Капитан немного отстранился. Прохладное лезвие ножа, с треском разрезавшего ее рубашку на спине, на мгновение коснулось кожи, и девушка вздрогнула и напряженно замерла.
— Знаете… — шепнул он ей на ухо, пока его руки спускали вниз ее брюки, — вот это мне и нравится в пиратстве. Возможность брать все, что тебе нравится. И как нравится…
Он вошел резко и быстро; и если обычно мужчина «подготавливал» ее к процессу, то теперь было сухо и больно.
— Оказывается, когда женщина кричит, это достаточно… соблазнительно, — он подлил масла в огонь ее отвращения.
Сегодня он поступал, как капитан пиратского судна. Положение обязывает...
Рывок, рывок, еще рывок… А самым неприятным было то, что она получала от этого насильственного процесса странное удовольствие. С тихим ужасом девушка осознавала, что происходящее ей… нравится, и от этого становилось мерзко и стыдно.
Заметивший ее реакцию Некромаг только засмеялся — тихо, неприятно и…

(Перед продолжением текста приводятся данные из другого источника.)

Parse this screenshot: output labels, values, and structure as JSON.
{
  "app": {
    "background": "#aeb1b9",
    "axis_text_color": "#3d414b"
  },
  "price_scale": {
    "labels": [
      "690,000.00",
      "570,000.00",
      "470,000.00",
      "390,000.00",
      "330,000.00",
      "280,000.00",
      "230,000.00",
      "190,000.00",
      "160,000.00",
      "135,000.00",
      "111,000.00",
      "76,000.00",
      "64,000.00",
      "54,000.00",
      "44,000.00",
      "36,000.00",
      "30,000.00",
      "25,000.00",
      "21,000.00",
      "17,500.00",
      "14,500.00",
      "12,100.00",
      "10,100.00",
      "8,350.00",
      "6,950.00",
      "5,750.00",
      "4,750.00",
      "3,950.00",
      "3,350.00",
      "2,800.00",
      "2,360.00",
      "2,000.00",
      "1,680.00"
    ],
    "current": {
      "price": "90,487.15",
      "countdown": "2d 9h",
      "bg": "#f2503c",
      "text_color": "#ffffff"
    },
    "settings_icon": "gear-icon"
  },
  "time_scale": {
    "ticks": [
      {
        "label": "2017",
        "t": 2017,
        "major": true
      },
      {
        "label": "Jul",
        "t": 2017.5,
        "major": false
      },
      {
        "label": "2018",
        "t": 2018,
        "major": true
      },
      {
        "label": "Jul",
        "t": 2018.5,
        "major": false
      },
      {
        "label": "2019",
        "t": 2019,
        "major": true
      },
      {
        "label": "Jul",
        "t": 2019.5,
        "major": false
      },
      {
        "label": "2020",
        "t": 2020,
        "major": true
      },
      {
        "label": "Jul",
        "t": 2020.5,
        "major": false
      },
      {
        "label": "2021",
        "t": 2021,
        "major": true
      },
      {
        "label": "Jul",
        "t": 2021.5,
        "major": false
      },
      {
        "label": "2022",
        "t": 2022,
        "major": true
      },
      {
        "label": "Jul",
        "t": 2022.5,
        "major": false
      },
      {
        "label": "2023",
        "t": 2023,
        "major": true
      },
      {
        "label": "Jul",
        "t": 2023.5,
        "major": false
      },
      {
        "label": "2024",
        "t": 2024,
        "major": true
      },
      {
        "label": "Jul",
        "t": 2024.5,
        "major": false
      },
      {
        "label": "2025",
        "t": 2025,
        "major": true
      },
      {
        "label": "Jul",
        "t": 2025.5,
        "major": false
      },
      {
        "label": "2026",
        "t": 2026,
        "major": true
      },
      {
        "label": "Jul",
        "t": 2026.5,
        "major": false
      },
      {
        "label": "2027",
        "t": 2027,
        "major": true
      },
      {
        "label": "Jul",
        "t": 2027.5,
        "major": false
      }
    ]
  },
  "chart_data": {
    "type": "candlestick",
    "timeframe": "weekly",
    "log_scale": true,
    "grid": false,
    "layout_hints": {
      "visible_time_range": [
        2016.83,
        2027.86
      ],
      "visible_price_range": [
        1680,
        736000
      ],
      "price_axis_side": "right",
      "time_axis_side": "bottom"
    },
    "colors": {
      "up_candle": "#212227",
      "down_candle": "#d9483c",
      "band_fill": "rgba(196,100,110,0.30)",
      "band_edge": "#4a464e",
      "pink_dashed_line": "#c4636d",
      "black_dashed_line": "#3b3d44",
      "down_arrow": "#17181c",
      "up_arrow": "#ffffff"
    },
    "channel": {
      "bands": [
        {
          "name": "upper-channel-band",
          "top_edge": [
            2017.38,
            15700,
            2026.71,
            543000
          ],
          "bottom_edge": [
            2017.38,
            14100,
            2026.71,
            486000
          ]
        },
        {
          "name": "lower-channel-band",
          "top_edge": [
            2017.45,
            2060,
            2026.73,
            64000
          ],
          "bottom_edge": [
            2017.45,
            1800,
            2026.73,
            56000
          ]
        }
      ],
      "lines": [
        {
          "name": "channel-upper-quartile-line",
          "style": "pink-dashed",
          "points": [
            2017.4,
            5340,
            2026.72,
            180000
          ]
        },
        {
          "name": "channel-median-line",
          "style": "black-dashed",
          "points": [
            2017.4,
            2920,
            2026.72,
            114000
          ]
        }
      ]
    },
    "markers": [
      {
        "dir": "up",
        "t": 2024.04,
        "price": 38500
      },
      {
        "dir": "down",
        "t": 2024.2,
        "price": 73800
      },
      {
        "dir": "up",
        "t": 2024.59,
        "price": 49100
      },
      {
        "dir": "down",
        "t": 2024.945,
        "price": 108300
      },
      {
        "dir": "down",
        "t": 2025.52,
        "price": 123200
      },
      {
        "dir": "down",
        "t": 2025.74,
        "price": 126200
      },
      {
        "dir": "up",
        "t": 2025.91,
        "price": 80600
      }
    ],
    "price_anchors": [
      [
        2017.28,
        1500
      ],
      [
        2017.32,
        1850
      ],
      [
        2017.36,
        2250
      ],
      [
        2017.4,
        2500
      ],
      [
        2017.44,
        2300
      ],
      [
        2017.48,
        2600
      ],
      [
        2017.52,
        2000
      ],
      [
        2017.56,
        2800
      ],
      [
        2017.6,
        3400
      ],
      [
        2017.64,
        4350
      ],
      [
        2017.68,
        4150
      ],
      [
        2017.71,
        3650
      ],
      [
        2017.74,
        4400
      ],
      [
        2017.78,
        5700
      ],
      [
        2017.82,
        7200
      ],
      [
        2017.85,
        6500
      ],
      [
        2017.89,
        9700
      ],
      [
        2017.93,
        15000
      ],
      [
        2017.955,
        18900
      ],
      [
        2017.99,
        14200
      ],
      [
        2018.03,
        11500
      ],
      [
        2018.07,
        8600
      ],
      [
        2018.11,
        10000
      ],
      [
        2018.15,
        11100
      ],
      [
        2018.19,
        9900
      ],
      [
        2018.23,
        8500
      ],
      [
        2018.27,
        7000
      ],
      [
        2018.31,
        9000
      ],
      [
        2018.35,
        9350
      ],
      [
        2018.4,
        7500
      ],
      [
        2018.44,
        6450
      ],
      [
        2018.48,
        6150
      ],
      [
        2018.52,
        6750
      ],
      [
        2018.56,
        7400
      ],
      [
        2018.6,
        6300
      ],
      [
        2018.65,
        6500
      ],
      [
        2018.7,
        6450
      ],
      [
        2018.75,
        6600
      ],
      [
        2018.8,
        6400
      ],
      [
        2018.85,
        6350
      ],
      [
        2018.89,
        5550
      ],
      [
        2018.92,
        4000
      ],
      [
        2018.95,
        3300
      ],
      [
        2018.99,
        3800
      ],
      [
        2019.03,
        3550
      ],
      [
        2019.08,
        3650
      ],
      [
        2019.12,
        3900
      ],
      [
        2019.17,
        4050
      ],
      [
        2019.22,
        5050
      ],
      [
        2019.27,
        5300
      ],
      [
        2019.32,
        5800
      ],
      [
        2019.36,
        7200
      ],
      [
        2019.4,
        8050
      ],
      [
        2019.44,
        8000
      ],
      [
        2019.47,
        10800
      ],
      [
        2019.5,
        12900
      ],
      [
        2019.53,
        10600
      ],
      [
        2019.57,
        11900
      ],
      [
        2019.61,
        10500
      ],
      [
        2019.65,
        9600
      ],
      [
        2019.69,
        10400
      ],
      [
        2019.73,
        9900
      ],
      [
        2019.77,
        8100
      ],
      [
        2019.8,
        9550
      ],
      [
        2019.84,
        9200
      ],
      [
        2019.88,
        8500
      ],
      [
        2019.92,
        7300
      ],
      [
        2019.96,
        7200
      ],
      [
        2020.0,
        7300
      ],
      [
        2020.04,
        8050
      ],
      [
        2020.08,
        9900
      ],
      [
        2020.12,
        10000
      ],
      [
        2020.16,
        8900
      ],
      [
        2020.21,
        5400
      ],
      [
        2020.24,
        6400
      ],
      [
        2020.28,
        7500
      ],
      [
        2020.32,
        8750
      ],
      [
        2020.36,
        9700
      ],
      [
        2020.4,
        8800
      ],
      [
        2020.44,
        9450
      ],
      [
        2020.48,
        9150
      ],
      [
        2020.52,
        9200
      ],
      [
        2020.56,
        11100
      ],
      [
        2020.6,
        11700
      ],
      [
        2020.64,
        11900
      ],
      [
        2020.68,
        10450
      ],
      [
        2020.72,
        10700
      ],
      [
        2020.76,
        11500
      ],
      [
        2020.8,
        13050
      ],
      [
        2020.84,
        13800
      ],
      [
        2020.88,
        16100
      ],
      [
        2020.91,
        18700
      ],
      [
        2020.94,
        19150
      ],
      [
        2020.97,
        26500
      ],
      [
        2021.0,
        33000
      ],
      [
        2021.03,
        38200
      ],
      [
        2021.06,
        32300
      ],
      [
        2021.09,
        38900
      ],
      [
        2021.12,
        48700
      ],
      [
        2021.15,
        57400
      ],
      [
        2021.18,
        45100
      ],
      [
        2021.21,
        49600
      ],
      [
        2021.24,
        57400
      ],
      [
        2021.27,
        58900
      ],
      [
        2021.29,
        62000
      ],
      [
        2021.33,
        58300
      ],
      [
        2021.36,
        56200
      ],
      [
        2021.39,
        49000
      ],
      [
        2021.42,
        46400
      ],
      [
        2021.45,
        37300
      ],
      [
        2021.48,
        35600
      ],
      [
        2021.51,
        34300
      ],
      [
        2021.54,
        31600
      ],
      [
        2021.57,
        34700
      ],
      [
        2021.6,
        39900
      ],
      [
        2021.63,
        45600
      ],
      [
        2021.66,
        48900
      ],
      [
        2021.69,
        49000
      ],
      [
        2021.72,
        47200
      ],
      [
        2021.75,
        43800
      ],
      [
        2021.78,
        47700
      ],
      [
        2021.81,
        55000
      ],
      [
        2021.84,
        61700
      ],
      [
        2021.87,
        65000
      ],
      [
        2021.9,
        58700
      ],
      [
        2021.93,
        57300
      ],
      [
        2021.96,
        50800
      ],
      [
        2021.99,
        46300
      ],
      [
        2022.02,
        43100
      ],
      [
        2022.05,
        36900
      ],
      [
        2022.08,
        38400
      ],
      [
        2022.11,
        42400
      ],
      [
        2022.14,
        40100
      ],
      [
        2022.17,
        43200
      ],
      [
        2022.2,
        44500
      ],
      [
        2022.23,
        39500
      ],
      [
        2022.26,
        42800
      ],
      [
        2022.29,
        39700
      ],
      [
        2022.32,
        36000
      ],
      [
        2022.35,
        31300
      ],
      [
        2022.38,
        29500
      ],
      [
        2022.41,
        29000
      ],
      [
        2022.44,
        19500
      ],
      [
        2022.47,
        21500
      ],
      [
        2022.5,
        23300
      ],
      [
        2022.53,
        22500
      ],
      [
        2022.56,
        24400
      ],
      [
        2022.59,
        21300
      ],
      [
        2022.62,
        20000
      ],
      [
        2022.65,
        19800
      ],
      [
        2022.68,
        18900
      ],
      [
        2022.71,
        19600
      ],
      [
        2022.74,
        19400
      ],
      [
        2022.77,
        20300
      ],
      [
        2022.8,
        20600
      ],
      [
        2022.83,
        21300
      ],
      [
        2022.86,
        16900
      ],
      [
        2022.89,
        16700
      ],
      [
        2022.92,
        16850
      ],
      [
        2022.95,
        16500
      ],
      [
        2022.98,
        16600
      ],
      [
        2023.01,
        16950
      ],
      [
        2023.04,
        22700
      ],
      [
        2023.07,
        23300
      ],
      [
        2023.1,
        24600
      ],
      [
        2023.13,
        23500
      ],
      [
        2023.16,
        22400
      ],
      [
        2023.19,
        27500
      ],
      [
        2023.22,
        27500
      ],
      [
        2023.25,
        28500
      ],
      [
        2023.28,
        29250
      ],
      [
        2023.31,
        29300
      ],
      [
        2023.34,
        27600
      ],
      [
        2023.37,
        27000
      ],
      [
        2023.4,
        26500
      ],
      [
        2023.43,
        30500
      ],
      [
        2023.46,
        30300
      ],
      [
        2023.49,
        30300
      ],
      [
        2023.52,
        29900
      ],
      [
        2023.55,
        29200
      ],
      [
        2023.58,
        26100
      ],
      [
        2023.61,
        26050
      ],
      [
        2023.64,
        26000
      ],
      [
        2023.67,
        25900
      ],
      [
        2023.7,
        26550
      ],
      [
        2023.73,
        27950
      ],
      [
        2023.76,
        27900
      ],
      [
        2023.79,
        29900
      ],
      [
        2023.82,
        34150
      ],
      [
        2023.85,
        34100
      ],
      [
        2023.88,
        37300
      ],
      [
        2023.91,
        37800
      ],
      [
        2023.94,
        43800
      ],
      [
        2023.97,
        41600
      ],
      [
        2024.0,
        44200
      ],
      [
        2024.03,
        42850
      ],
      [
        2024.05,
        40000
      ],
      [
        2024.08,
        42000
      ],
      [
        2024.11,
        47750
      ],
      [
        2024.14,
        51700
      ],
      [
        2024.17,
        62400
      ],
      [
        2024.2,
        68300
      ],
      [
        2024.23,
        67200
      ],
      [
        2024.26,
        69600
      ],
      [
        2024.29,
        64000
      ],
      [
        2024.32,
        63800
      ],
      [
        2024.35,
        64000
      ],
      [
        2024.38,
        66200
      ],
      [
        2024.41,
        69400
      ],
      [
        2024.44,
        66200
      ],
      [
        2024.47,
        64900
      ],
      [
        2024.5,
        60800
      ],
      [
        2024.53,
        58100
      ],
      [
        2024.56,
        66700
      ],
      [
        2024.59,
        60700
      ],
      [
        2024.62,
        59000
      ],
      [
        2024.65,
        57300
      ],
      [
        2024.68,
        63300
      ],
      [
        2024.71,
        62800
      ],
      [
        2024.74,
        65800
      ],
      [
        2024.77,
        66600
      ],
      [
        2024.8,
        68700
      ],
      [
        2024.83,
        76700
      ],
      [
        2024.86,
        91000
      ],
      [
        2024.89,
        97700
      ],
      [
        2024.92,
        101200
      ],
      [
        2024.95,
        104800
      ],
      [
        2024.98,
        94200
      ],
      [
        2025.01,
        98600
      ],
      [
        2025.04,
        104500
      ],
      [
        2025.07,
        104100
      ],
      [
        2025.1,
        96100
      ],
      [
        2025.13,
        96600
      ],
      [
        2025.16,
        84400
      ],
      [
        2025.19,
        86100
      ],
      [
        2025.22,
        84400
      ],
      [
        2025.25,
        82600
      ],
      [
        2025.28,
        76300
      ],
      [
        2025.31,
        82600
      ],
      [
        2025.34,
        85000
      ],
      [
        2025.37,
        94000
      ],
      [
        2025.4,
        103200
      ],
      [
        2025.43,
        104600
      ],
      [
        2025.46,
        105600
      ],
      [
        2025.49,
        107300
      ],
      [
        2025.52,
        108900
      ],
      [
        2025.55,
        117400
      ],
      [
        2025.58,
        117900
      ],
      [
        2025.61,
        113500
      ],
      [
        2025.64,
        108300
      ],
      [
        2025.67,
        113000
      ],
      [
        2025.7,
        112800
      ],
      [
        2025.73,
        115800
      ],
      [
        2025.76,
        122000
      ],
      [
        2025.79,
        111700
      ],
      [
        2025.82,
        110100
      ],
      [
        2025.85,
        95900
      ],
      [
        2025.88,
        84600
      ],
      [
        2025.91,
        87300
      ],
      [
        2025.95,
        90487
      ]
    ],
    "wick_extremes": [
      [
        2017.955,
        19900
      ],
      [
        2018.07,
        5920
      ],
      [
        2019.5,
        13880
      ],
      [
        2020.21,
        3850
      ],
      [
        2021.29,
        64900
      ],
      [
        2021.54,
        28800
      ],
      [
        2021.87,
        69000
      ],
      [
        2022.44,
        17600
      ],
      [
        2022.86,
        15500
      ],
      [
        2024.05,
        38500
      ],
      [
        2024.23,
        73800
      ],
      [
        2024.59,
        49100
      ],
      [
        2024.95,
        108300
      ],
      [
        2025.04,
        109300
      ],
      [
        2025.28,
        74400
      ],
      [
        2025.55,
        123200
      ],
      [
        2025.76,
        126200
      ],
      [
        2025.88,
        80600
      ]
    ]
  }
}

Он замедлился, отстранился… Девушка тут же дернулась прочь, и тут же ощутила, как кожу ягодиц обожгло точно огнем — а потом ее с еще большей силой надели на себя, и ничего не оставалось, кроме как вскрикнуть, только не от боли, а удовольствия. Что-то оборвалось; Таня стонала, и позорно скулила от каждого его толчка, выгибаясь, точно довольная кошка и пьянея от причудливого сочетания его запаха.
Они оба были пьяны перед тем, как уснуть — он от рома и пролитой крови, она от его запаха и презрения к самой себе.
— Прошу прощения, если был вчера излишне груб, — произнес Бейбарсов.
Он проснулся на рассвете; Таня рассматривала один из его рукописных анатомических атласов; на тонких запястьях зрели синяки от кожаного ремня, использованного вчера в качестве подручного средства.
Девушка посмотрела на него — внимательно, пытливо, сравнивая, и, поразмыслив, просто кивнула. Ее напугало иное — ее реакция на произошедшее; на казнь, на грубую силу, на то, как легко она восприняла изуверство над плантаторами. Да, — наверное, они заслужили, но милосердие… человек должен испытывать сочувствие, но никак не равнодушие.
— Мы плывем очень медленно, — только и сказала Гроттер.
— Вчерашняя победа далась нам достаточно тяжело. У них, и правда, был неплохой канонир, лишь немногим хуже Арея: сильно повреждена мачта, и пока мы ее не починим, наш корабль — бесполезная посудина.